Verfolgen Sie ein falsches Leistungsprinzip, Pater Kiechle?

Interview darüber, wovon Menschen mehr suchen sollten, wie das im Alltag geht, und warum, was zunächst nach Leistungsdünkel klingt, eine tiefe spirituelle Dimension hat.

Ist das jesuitische Magis ein Leistungsprinzip?

Naja, es stimmt zwar, dass Jesuiten als strebsam und fleißig gelten, als effizient und elitär, ja auch als karriereorientiert und ehrgeizig. Nicht selten wirken wir beschäftigt, oft auch gestresst. Das ist aber mit Magis (lat. für „mehr“) nicht gemeint! Es geht dabei nicht um Leistung, Ergebnisse, Ehrgeiz. In seinen Schriften hat der Heilige Ignatius dieses Prinzip immer stets auf Gott bezogen, etwa durch sein berühmtes Motto: „Alles zur größeren Ehre Gottes“ oder seine Bitten, „Christus (immer) mehr zu lieben und ihm mehr zu dienen“, bzw. „den Willen Gottes immer tiefer zu erkennen“. Es geht bei Magis daher nicht um Quantität, sondern um Qualität.

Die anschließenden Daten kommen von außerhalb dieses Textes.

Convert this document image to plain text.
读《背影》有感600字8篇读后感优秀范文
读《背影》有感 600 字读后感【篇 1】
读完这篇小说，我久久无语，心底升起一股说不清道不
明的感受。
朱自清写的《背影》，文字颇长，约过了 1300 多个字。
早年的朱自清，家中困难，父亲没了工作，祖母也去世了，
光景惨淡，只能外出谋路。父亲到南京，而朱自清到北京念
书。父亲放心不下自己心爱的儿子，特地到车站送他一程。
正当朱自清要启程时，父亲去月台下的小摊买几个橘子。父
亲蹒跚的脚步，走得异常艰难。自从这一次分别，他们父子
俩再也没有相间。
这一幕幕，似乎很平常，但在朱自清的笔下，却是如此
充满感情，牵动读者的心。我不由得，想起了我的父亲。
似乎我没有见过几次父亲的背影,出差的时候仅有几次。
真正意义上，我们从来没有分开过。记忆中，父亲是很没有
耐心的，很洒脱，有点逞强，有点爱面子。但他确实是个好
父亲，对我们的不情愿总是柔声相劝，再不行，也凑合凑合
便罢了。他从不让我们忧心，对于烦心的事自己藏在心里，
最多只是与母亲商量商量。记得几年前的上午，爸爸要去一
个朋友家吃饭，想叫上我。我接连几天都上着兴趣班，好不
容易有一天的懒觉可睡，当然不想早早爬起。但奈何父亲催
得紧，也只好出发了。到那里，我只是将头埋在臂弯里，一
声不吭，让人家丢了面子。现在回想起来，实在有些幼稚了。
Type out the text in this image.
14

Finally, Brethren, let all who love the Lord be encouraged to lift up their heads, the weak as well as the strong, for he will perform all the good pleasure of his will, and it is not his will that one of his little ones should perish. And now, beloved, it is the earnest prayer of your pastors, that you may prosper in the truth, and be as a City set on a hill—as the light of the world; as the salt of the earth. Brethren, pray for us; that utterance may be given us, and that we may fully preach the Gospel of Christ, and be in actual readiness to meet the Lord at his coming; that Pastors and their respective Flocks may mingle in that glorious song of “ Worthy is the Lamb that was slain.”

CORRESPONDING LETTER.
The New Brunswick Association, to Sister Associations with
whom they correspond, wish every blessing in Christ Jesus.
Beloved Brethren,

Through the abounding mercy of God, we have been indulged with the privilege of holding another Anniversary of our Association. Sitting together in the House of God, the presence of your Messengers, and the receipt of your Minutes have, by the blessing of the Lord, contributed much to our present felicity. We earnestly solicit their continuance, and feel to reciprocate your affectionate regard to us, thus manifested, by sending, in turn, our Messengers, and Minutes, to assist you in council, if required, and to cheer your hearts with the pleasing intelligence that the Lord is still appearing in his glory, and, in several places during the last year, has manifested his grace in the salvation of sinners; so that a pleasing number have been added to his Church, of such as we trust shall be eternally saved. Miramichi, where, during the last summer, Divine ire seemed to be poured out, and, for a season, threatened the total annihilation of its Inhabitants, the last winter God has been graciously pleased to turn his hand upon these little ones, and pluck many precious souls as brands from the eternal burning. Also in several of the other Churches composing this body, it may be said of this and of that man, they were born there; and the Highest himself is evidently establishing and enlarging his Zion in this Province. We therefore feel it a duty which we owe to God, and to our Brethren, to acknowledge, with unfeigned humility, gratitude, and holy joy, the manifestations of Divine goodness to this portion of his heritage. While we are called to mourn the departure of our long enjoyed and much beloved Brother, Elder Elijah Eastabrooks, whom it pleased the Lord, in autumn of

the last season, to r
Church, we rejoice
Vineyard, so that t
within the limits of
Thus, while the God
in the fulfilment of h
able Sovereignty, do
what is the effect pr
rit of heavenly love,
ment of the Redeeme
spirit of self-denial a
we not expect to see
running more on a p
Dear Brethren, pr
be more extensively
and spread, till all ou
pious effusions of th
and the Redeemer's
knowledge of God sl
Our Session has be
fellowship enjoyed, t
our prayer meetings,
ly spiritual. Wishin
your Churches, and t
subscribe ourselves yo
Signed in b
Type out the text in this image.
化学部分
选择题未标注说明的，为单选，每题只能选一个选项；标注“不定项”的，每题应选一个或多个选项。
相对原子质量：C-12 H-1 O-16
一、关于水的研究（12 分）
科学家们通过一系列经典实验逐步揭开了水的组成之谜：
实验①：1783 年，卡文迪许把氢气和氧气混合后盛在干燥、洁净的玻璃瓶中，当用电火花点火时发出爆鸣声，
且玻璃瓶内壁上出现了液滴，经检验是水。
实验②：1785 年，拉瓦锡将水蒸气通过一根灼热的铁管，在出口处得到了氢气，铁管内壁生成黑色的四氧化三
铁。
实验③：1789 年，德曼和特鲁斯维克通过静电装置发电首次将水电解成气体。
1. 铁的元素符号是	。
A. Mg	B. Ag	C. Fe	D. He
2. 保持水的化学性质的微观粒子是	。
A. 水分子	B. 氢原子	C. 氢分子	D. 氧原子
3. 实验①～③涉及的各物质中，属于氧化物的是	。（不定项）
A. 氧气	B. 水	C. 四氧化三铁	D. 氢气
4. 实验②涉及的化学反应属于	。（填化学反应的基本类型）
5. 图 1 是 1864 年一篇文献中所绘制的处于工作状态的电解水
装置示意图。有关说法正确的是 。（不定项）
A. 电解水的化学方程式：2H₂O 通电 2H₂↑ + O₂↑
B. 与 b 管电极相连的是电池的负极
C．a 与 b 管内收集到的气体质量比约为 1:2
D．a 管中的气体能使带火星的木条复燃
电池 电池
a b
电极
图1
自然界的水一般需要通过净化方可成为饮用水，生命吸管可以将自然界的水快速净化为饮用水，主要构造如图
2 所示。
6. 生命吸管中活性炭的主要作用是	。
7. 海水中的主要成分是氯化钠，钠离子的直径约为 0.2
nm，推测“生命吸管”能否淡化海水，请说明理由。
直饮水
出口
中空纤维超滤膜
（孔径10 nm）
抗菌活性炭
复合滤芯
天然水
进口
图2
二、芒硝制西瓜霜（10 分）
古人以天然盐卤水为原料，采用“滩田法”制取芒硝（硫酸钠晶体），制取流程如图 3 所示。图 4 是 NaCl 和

Wovon denn aber dann mehr?

Mehr an Beziehung. Mehr an Hingabe. Mehr an Trost. Mehr an Liebe. Mehr an echter innerer Freude. Und damit mehr von dem, was Gott in uns angelegt hat – und wenn man so will: von dem, was er von uns will. Er will uns mehr zu sich ziehen, er will, dass wir eine tiefere Beziehung finden zu ihm – und damit auch zu unserem eigenen Wesenskern.

Und wie kommt man zu diesem Mehr?

Ignatius schlägt das regelmäßige Gebet vor: dass wir uns von der Schrift inspirieren lassen, sie betrachten, meditieren und genau hinschauen, was in uns dabei geschieht. Sehr hilfreich ist auch ein abendlicher Tagesrückblick, mit dem Ziel, Spuren Gottes im zurückliegenden Tag zu entdecken: Wo wurde uns etwas geschenkt, was nicht durch uns geschah? Wo hat Gott sich vielleicht gezeigt? Wo haben wir unerwartet Trost oder Freude empfunden?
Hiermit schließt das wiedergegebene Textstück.